J’ai toujours cru que cette sorte de servitude, réglée, douce et paisible, dont je viens de faire le tableau, pourrait se combiner mieux qu’on ne l’imagine avec quelques-unes des formes extérieures de la liberté, et qu’il ne lui serait pas impossible de s’établir à l’ombre même de la souveraineté du peuple. » 
 
Alexis de Tocqueville
De la démocratie en Amérique (1840)
 
 
Retailleau le contre révolutionnaire
 
Aucun démocrate, aucun authentique républicain ne peut banaliser ni relativiser les récents propos de membres du gouvernement mettant directement en cause le corpus du droit démocratique et républicain.

Souvenons-nous de ces réflexions de Tocqueville, dont la droite se réclame pourtant, qui, dans « De la démocratie en Amérique » relève la volonté du despote de fixer « les humains dans l’espace de l’enfance” et de faire de “chaque nation (...) un troupeau d’animaux timides et industrieux dont le gouvernement est le berger ». Nous sommes précisément à l’un de ces moments charnières où la tentation despotique fraye son chemin.

Il y a urgence à construire un barrage populaire pour empêcher pareil désastre qui s’avance par glissades réactionnaires, régulières et permanentes, jusqu’à faire système contre-révolutionnaire.

Nous venons de franchir un palier décisif dans cette pente funeste : « l’état de droit n’est pas intangible, ni sacré » a oser le ministre ultra-réactionnaire de l’intérieur M. Retailleau. Alors que les locataires des palais et les médias dominants s’amusent à jouer aux agences de notation, décrétant à leur bon vouloir qui est autorisé à intégrer le fameux « arc républicain », il est utile de s’arrêter un instant sur les pensées et objectifs du ministre.

Il ne répète pas seulement le programme de l’extrême droite comme le soulignent, sourire aux lèvres, les acolytes de Mme Le Pen. Il le valide, le nourrit et prépare la grande bascule politique et idéologique. M. Retailleau était en compétition avec le triste Ciotti lors de primaire pour la direction du parti « les Républicains ». Leur opposition n’est que de façade. Tous deux avec leur parti construisent le pont de la fusion et la fission des droites qui nous mènent aux égouts où se meurt la république. Ils n’en sont que le véhicule qui sert de co-voiturage sur un chemin aussi sombre, aussi réactionnaire, aussi hostile aux principes qui fondent la République. C’est désormais dans les ministères régaliens que l’antihumanisme prend ses aises et que l’universalisme républicain est bazardé. Le silence sur ces forfaitures doit donc être brisé.

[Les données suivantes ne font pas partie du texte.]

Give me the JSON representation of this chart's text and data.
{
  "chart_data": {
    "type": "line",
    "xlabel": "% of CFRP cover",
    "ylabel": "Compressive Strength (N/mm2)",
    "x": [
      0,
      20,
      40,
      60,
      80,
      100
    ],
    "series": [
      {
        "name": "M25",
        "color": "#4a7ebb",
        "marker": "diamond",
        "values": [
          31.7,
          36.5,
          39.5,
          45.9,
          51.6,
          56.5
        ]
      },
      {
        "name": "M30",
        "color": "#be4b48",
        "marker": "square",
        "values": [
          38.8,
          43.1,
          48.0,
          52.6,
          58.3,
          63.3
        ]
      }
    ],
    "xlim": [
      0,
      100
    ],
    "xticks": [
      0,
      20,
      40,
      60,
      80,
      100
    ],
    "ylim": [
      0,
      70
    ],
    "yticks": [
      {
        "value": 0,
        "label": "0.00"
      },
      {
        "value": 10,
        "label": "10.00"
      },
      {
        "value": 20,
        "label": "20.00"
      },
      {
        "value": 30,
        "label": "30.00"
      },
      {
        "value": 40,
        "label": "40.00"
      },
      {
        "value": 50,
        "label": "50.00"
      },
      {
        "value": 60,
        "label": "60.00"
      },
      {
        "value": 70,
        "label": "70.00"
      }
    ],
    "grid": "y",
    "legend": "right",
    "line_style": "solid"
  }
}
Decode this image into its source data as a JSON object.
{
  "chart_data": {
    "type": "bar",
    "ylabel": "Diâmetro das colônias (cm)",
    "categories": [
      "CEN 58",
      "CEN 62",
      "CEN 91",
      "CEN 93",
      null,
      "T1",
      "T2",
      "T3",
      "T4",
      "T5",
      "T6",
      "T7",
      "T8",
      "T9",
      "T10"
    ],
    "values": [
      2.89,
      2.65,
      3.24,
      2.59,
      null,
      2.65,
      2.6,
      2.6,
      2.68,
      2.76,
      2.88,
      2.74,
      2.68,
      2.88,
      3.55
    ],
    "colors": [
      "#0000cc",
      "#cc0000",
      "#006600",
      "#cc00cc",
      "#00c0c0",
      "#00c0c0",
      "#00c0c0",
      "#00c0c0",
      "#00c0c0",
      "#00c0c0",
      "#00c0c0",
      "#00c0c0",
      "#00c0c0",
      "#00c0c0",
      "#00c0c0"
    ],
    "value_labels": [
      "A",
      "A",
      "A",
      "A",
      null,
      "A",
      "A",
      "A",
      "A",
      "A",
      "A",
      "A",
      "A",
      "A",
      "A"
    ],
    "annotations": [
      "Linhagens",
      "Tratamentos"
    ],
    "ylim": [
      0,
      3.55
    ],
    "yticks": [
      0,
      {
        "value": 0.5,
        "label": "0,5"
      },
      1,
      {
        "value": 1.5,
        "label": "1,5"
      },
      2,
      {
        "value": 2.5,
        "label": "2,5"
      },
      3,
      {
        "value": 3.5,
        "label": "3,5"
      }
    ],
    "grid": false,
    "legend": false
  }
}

Sacré ? L’état de droit n’est pas une sorte d’accord flou que l’on pourrait négocier au gré des circonstances et des gouvernements. Celui-ci n’en a encore moins la légitimité qu'un autre, puisque le parti de ce sinistre ministre n’a recueilli qu’à peine 7 % des voix aux dernières élections. De surcroît, l’utilisation du mot “sacré” dans la bouche de M. Retailleau prêterait à sourire si son propos n’était pas aussi grave, lui qui regrette sans doute que l’Église soit séparée de l’Etat depuis 1905 et que la Loi de séparation soit partie intégrante du corpus républicain de l’Etat de droit.

Pas intangible ? Il suffit que des pouvoirs exécutifs qui se succèdent depuis plusieurs quinquennats fassent croire qu’ils n’ont pour souci que la protection des citoyens afin de rogner toujours plus les libertés au prétexte que « le droit » entraverait cette protection.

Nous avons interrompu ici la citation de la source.